Bruce, Peter, and Andrew Bruce. 2017. Practical Statistics for Data Scientists. O’Reilly Media.

James, Gareth, Daniela Witten, Trevor Hastie, and Robert Tibshirani. 2014. An Introduction to Statistical Learning: With Applications in R. Springer Publishing Company, Incorporated.
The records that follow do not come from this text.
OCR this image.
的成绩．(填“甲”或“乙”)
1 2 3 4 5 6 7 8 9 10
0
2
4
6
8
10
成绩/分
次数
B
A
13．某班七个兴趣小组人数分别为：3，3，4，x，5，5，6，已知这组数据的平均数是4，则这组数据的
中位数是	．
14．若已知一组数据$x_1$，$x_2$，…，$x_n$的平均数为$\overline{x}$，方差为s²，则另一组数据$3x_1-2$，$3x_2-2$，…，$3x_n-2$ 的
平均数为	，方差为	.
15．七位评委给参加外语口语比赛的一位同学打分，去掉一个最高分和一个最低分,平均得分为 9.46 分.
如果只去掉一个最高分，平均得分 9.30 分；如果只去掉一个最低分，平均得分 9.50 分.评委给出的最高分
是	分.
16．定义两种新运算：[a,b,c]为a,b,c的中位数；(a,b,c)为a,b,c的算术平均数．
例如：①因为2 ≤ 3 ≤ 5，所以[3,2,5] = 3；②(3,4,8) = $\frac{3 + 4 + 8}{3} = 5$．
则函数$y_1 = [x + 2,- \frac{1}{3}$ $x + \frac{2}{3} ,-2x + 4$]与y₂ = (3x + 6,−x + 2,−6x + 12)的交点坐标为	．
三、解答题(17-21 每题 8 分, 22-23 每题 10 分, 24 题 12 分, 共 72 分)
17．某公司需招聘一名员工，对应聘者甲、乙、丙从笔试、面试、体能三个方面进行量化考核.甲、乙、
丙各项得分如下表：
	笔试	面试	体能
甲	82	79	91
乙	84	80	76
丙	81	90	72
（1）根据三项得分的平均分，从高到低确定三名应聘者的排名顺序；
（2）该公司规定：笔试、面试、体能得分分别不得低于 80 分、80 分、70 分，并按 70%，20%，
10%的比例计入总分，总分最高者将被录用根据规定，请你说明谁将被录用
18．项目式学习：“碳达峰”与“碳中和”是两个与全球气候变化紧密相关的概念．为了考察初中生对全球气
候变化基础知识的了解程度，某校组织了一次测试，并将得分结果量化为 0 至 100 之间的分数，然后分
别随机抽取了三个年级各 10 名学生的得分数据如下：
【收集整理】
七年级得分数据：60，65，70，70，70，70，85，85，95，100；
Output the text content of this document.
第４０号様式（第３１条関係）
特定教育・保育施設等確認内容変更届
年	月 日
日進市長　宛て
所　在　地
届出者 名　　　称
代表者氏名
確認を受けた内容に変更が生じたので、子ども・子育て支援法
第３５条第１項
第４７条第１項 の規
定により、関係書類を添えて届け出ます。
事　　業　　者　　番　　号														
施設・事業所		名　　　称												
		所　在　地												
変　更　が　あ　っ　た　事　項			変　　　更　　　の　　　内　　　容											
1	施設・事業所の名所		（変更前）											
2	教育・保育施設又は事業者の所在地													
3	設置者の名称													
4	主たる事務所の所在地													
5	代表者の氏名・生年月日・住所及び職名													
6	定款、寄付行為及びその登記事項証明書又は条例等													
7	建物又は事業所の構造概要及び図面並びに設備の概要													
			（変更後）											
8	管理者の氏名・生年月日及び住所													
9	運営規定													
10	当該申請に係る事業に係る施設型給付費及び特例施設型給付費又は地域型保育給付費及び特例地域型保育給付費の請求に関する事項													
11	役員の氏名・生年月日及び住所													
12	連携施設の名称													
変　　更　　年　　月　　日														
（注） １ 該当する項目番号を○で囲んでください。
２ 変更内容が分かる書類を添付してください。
Stepwise Regression Essentials in R - Articles (2024)
Top Articles
Sam&#39;s Club hiring Prepared Meals and Rotisserie Chicken Associate in Temple, Texas, United States | LinkedIn
Sam&#39;s Club hiring Meat Cutter and Wrapper in Temple, Texas, United States | LinkedIn
Funny Roblox Id Codes 2023
Www.mytotalrewards/Rtx
San Angelo, Texas: eine Oase für Kunstliebhaber
Golden Abyss - Chapter 5 - Lunar_Angel
Www.paystubportal.com/7-11 Login
Steamy Afternoon With Handsome Fernando
fltimes.com | Finger Lakes Times
Detroit Lions 50 50
18443168434
Newgate Honda
Zürich Stadion Letzigrund detailed interactive seating plan with seat & row numbers | Sitzplan Saalplan with Sitzplatz & Reihen Nummerierung
978-0137606801
Nwi Arrests Lake County
Missed Connections Dayton Ohio
Justified Official Series Trailer
London Ups Store
Committees Of Correspondence | Encyclopedia.com
Jinx Chapter 24: Release Date, Spoilers & Where To Read - OtakuKart
How Much You Should Be Tipping For Beauty Services - American Beauty Institute
How to Create Your Very Own Crossword Puzzle
Apply for a credit card
Unforeseen Drama: The Tower of Terror’s Mysterious Closure at Walt Disney World
Ups Print Store Near Me
How Taraswrld Leaks Exposed the Dark Side of TikTok Fame
University Of Michigan Paging System
Random Bibleizer
10 Best Places to Go and Things to Know for a Trip to the Hickory M...
Receptionist Position Near Me
Black Lion Backpack And Glider Voucher
Gopher Carts Pensacola Beach
Duke University Transcript Request
Nikki Catsouras: The Tragic Story Behind The Face And Body Images
Kiddie Jungle Parma
Lincoln Financial Field, section 110, row 4, home of Philadelphia Eagles, Temple Owls, page 1
The Latest: Trump addresses apparent assassination attempt on X
In Branch Chase Atm Near Me
Appleton Post Crescent Today's Obituaries
Craigslist Red Wing Mn
American Bully Xxl Black Panther
Ktbs Payroll Login
Jail View Sumter
Thotsbook Com
Funkin' on the Heights
Caesars Rewards Loyalty Program Review [Previously Total Rewards]
Marcel Boom X
Www Pig11 Net
Ty Glass Sentenced
Game Akin To Bingo Nyt
Ranking 134 college football teams after Week 1, from Georgia to Temple
Latest Posts
Article information

Author: Corie Satterfield

Last Updated:

Views: 6534

Rating: 4.1 / 5 (62 voted)

Reviews: 85% of readers found this page helpful

Author information

Name: Corie Satterfield

Birthday: 1992-08-19

Address: 850 Benjamin Bridge, Dickinsonchester, CO 68572-0542

Phone: +26813599986666

Job: Sales Manager

Hobby: Table tennis, Soapmaking, Flower arranging, amateur radio, Rock climbing, scrapbook, Horseback riding

Introduction: My name is Corie Satterfield, I am a fancy, perfect, spotless, quaint, fantastic, funny, lucky person who loves writing and wants to share my knowledge and understanding with you.